This has been a very interesting thread.
N’zinga, you are correct about the desexualization of Mammy (the stereotype). A sexual female cannot live in the same house as the beautiful mistress, especially if she’s also practically running the household. And no worthy white man was supposed to find a black woman attractive anyway. The only good thing about black women was their domesticity and harmless sassy ways. Contrast with the evil temptress Jezebel stereotype. You didn’t want one of THOSE in your house.
That old 80’s show “Gimme a Break” caught some flack because Nell Carter’s role was damn-near Mammy all the way. However, where she broke ranks (and I know this because I just watched some old episodes of the show) was that she had sexual confidence and many of her jokes were about how beautiful and sexy she was (though that could have been a joke at her expense :(). But I don’t recall her ever having a man. She had her best friend Addie, but that was it. So yeah, “Gimme a Break” was a Mammy show. Even though I loved it as a kid and I still think Nell Carter was a great comic actress.
I’ll add another data point for the Mammy-character-in-disguise, from one of my favorite old films “Imitation of Life.” There are two versions of this movie, separated by 25 years, but they’re simply different spins on the same stereotype. In the earlier movie, the black woman (Delilah) is taken in by the white woman (Bea) as the housekeeper, working only for room and board for her and her daughter. Bea exploits the hell out of Delilah, basically cashing in on her pancake-making abilities and turning her into an Aunt Jemima to market the product, while Delilah goofily goes along–even turning down the wealth her labor produces. This is pure fantasy…a woman who will not only raise your child and clean your house for free, but will also make you rich! The antagonist, of course, is Peola–her daughter who tries to pass as white and is constantly thwarted by her big black mama showing up on the scene. Peola’s abandonment sends poor Delilah to her death bed. She dies in the company of her “white” family. Apparently she ain’t got none of her own. (No wonder Peola is all tragic mulatto and stuff.) But she does have the funeral of her dreams. Fancified, ostentatious…kind of what you’d expect a kid to dream up.

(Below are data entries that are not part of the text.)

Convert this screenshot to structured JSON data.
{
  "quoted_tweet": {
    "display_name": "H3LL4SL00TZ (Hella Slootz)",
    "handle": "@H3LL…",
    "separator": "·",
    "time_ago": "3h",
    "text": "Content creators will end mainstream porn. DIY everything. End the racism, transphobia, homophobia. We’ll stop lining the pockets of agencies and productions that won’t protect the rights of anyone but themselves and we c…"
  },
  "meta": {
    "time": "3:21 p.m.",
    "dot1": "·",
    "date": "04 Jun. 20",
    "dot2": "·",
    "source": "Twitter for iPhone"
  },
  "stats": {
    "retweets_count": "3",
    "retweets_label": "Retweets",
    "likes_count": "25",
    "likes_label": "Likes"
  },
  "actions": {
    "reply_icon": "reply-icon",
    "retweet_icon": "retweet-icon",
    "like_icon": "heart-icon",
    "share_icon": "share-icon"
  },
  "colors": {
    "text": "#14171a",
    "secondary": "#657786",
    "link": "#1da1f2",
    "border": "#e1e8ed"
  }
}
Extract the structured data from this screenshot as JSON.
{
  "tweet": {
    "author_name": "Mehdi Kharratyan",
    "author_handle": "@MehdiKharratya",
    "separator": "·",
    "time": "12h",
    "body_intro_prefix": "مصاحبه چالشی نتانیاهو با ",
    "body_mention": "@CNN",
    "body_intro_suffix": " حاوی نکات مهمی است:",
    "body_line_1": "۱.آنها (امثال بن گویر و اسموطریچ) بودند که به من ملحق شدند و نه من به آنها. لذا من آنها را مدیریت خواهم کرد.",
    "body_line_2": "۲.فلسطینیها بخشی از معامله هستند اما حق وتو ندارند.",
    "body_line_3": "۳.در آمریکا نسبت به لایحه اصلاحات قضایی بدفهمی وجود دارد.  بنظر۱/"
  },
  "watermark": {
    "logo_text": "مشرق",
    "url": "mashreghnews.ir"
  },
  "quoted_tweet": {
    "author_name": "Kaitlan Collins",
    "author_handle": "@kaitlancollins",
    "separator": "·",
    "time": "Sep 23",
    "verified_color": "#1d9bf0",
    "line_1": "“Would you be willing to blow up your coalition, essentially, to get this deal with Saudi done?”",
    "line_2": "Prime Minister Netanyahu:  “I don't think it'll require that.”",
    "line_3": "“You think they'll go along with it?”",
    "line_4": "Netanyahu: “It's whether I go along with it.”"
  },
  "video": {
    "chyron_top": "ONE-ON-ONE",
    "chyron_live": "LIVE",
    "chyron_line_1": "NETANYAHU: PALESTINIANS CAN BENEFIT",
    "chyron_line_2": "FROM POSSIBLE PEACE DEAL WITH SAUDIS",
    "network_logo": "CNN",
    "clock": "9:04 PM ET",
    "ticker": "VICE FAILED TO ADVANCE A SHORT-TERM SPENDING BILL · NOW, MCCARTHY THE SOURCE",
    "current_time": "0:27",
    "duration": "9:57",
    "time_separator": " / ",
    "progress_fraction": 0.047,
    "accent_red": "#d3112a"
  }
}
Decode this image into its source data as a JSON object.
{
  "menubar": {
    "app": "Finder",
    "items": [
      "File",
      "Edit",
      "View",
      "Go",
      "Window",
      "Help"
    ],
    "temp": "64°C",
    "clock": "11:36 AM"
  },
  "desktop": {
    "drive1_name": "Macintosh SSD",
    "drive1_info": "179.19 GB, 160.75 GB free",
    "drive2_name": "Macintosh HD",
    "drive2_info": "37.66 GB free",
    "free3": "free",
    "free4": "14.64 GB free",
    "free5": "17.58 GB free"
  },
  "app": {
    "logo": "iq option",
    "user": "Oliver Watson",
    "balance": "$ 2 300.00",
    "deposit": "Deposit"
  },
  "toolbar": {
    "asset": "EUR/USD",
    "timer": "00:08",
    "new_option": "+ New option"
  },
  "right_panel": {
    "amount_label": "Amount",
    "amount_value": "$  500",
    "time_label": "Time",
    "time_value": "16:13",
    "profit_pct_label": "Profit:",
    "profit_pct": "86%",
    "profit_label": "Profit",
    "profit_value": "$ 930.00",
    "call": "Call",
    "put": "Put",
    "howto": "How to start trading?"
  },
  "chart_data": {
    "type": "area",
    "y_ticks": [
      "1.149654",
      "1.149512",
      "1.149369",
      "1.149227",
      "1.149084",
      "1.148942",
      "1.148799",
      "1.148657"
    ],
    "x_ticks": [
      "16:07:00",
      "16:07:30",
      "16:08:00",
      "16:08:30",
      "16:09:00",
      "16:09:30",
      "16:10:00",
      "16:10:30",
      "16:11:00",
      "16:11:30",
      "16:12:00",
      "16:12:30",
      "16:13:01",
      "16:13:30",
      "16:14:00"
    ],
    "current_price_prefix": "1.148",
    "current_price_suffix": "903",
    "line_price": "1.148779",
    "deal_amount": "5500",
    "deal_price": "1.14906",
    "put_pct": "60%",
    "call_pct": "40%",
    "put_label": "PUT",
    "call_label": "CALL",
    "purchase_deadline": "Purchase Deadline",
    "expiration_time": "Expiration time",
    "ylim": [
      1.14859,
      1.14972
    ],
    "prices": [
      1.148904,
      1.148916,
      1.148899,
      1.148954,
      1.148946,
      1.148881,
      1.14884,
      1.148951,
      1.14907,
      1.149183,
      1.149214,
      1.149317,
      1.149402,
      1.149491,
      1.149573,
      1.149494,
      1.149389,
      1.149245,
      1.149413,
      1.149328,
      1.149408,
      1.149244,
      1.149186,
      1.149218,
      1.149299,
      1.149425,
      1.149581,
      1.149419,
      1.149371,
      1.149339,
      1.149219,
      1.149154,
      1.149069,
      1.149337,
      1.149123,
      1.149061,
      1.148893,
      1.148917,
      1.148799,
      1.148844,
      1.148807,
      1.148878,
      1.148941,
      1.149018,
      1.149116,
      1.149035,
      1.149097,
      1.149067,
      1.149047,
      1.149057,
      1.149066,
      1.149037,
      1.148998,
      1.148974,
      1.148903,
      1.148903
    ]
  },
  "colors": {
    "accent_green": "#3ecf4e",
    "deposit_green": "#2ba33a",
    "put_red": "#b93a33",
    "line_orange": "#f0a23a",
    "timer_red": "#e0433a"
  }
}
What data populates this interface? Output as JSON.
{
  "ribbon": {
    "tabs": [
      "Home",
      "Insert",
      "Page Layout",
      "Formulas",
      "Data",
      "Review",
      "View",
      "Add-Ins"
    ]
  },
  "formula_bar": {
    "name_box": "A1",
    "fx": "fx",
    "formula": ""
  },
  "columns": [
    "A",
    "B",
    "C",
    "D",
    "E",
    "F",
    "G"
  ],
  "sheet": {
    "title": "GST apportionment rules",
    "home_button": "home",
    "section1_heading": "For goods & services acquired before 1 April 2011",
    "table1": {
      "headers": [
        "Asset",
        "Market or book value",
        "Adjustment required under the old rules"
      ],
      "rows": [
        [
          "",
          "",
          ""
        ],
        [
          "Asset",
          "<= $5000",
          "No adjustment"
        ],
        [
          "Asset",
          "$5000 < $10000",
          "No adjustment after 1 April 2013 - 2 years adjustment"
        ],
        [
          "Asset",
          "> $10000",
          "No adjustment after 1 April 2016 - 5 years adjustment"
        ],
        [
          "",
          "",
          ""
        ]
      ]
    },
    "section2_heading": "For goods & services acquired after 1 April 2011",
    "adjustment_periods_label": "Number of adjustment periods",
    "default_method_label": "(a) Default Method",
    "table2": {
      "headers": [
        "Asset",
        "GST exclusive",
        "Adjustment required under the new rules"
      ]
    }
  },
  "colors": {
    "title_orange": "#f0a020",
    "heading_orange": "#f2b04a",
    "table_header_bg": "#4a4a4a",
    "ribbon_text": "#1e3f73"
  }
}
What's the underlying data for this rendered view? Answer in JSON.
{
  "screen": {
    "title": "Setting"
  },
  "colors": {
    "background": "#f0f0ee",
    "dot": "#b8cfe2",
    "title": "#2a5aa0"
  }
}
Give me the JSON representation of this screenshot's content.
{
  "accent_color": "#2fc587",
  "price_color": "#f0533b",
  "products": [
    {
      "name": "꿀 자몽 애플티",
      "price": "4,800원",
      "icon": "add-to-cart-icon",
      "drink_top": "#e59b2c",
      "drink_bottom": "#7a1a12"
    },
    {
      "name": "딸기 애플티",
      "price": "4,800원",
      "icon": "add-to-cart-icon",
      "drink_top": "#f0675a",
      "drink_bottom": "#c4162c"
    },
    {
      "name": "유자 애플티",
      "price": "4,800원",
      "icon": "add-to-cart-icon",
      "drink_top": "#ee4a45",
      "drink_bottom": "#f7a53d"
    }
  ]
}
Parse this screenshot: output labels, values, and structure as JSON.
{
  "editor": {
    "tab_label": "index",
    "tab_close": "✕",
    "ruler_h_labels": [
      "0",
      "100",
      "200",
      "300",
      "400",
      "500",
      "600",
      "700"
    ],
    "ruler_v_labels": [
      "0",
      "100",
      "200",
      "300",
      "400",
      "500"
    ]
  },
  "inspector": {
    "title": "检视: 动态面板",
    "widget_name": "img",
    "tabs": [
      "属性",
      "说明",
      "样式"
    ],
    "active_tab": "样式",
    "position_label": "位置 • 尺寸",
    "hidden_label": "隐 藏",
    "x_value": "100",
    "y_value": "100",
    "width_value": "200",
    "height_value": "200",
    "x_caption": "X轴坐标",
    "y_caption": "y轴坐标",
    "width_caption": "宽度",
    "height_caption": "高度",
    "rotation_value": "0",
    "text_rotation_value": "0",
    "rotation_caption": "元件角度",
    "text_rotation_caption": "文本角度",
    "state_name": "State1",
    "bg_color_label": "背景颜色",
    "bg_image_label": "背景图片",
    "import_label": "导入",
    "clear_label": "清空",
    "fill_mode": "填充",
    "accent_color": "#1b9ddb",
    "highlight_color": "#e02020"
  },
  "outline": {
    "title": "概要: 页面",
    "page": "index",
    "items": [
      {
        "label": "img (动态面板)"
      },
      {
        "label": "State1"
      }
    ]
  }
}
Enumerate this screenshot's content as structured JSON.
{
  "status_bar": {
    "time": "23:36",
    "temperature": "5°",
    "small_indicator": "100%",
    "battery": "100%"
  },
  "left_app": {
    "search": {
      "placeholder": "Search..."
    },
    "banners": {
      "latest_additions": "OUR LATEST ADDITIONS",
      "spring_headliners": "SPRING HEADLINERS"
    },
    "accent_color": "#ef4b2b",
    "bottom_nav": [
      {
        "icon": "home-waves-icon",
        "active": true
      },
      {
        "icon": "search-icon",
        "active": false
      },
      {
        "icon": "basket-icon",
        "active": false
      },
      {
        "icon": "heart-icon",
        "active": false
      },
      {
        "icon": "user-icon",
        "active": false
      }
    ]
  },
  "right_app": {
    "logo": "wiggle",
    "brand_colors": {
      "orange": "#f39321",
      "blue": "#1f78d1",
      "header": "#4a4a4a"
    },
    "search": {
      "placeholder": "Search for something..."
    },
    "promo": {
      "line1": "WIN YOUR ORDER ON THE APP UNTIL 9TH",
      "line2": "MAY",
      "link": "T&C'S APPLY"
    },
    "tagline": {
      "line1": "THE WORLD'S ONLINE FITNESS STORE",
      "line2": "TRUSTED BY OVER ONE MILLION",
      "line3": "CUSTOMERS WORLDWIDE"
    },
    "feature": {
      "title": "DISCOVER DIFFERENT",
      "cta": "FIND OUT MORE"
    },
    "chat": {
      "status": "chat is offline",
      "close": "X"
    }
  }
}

The later film is an improvement over the black-and-white, but only just a little bit. That’s the strange thing. The characters’ names are different, and there’s a little less tomming going on, but the black mother is still Mammy. Just a 1950s Mammy instead of a 1930s Mammy. Somehow it’s even worse than the first one. At least the first one was aiming to be the housekeeper. This time, Annie is an apparently homeless widow who’s just drifting along on the beach and naturally takes on the role of the maid after she “befriends” Lora. Now in this version, the pancake exploitation is gone (thank goodness), but Annie is still the ever-loving servant of her “friend”, and her daughter and Lora’s daughter are raised as sisters-but-not-sisters. One gets to go to boarding school while the other stays home, for instance. Sure would have been nice if Lora had sent Sarah Jane off to school too, wouldn’t it have? Since they’re like “family”? But really, the reason why the later version irks me so much is that Annie’s devotion to Lora is just so over the top that I want to scream. Lora’s traveling the world and being a big movie star, chasing after a fine-ass man, and poor Annie’s left in the big mansion worrying about Miss Lora and Miss Suzy just as much as she’s grieving over her passing-as-white daughter (who is more evil in this version and is not played by a black actress like in the earlier version, a fact I find kinda interesting.)
Anything, one improvement of the second version over the first is Lora’s recognization, during the funeral scene, that Annie actually DID have a life. She had lots of friends and she was a piller of the black American community. Annie was privy to the details of Lora’s life, but it was not reciprocated (though I do think there was a scene when Lora asks Annie about her life, and Annie brushes off the question like the answer isn’t important). Now, this isn’t played up as a major coming-to-Jesus moment, but it is an element missing from the first movie.
I have not read Fannie Hurst’s novel, and I would be curious what liberties were taken in both movies. But despite being progressive for her time, I’m sure Hurst had fallen into the trap of romanticizing the mistress-maid relationship…not really getting the lopsidedness of the “friendship”.
Sampiro, I watch “Long Walk Home” every time it comes on TV. Both Whoopie and Sissy were excellent in that film…and it really does seem to capture the gestalt of that time period (although I wasn’t alive then, so how would I know?!) I also enjoyed the factoids you gave about “Corinna, Corinna”. I didn’t really care too much for that movie (perhaps it is because Whoopie was playing that kind of role to death around that time period, and that was the weakest film out of the bunch). But it’s good to know that she had enough clout to shape the film like that.